3.4.1 Exploratory Data Analysis
It incorporates the acquisition of a dataset of two schools in the Alentejo region of Portugal [17], planning to perform data analysis and pattern recognition, data preprocessing, integration, applying feature engineering and feature selection strategies, etc. [23]. School reports and in-house surveys were used to compile the qualities, which include student grades, demographic, social, and school-related data. Exploratory data analysis (EDA) has shown abnormalities in data, hidden trends and patterns, and feature connections as a result of its open-ended nature. There are 1044 occurrences with 33 different variables [24]. A binary value of 1 or 0 is the target variable.
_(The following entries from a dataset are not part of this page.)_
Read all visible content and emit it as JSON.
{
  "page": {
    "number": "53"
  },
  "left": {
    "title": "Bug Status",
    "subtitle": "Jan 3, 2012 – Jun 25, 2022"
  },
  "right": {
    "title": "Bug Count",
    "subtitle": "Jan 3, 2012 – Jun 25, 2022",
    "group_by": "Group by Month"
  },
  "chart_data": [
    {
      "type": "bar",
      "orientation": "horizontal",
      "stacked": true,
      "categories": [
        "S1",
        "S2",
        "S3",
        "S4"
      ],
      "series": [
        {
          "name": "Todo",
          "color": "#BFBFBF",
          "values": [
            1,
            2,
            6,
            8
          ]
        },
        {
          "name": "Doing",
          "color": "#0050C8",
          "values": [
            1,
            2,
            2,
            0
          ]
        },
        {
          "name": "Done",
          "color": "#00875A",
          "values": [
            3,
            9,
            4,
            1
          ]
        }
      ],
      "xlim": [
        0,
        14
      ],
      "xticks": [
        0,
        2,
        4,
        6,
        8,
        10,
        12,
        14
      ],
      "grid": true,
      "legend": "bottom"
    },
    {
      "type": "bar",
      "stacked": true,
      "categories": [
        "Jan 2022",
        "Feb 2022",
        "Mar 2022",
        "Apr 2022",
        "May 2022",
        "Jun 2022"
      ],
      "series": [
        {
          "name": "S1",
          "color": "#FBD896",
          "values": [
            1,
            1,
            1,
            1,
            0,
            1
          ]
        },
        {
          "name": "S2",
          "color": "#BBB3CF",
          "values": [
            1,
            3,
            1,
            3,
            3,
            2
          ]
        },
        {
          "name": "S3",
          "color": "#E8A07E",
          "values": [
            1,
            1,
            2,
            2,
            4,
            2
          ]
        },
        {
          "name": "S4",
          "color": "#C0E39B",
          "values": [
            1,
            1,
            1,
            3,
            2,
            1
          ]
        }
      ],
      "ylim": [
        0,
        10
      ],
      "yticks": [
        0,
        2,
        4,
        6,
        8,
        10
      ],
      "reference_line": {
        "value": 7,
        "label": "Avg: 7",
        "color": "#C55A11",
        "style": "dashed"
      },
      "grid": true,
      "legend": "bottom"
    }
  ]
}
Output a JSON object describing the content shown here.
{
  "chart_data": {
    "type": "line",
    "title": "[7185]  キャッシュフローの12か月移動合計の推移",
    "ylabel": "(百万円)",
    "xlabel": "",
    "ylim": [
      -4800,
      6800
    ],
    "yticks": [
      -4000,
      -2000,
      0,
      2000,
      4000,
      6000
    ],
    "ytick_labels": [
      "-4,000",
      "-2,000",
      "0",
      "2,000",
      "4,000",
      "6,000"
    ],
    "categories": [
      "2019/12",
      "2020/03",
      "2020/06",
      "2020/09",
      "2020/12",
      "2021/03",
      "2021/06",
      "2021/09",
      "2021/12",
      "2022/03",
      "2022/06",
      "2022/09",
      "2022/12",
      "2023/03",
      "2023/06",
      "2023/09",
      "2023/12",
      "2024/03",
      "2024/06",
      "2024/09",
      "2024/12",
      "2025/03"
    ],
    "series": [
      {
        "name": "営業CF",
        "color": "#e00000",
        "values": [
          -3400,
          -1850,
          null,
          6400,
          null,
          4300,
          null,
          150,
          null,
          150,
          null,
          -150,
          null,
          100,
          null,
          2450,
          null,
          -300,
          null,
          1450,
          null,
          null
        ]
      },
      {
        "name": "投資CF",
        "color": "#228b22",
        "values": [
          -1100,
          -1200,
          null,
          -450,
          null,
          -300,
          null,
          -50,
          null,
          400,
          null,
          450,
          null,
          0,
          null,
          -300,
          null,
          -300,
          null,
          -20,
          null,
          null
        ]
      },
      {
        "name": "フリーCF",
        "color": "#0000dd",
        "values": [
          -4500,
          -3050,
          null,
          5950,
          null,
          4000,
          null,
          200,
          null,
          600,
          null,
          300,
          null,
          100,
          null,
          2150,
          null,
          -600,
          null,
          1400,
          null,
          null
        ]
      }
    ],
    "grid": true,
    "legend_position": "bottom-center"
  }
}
Student status would be "pass" or "fail" if the binary number 1 was selected. A considerable association exists between the labelled data for G3, which represents the student's final year of high school, and the first and second periods of high school, respectively, in terms of grades. Fig. 2 depicts the segregation of rows that correspond to 1 and the 230 instances of 0 that are valued in relation to the output (label) variable. The characteristics relating to students’ performance include grades from their corresponding semesters as shown in Table 1. Depending on the input features, students were classified as "passed" or "failed."
Exploring the dataset, it is found that 81% of students who are studying at GP School acquire more academic grades than students at MS school. Females are getting 78% higher grades than males, which is 76%. The performance of the students aged 15–20 shows remarkable progress. As far as the students of urban areas are concerned, they are better than rural-area students. Students whose parents are educated and working, particularly in the health or education sectors, are more likely to achieve good academic results, as illustrated in Fig. 3.

Fig. 2. Bifurcation of final grade.

Table 1. Characteristics of dataset for simulation process
Attribute Description Type Range
school  School of student Binary 'GP' Gabriel Pereira, 'MS'  Mousinho da Silveira
sex  Sex of students Binary ‘F’ female or 'M' male
age  Age of students Numeric 15 to 22
address  Address of students Binary 'U' urban or 'R' rural
Medu  Mother's education  Numeric 0 (none), 1 (primary education, 4th grade), 2 (5th–9th grade), 3 (secondary education) or 4 (higher education)
Study_time  Weekly study times Numeric 1 (≤2 hours), 2 (2–5 hours), 3 (5–10 hours) or 4 (≥10 hours)
failures  Past_Class_Failures  Numeric n if 1≤n<3, else 4
Schools_up  Education_support Binary Yes/No
famsup  Family_education_support Binary Yes/No
higher  Higher education Binary Yes/No
Walc  Alcohol consumption Categorical from 1 very bad to 5 excellent
health  Present_Health_Status Categorical from 1 very bad to 5 excellent
absences  School_Absences Numeric From 0 to 93
G1  First_Period_Grade Numeric From 0 to 20
G2  Second_Period_Grade Numeric From 0 to 20
G3 Final_Grade Binary 0 fail or 1 pass

Fig. 3. Feature status with label

The students who have a minimum failure rate, give more time to study, and avoid unnecessary travel time seem to have a good grade with more than 80%. There is a prominent difference between students who seek higher education and those who are not interested in getting a higher education. Approximately 80% of students among them acquire a higher grade, compared to 48% of students who have no provision for higher education. The 75% to 80% of students with weekend alcohol consumption prove to be better grade handlers than those students who are workday alcohol consumers. Students possessing good health and regular status (few absentees) get good grades as shown in Fig. 4.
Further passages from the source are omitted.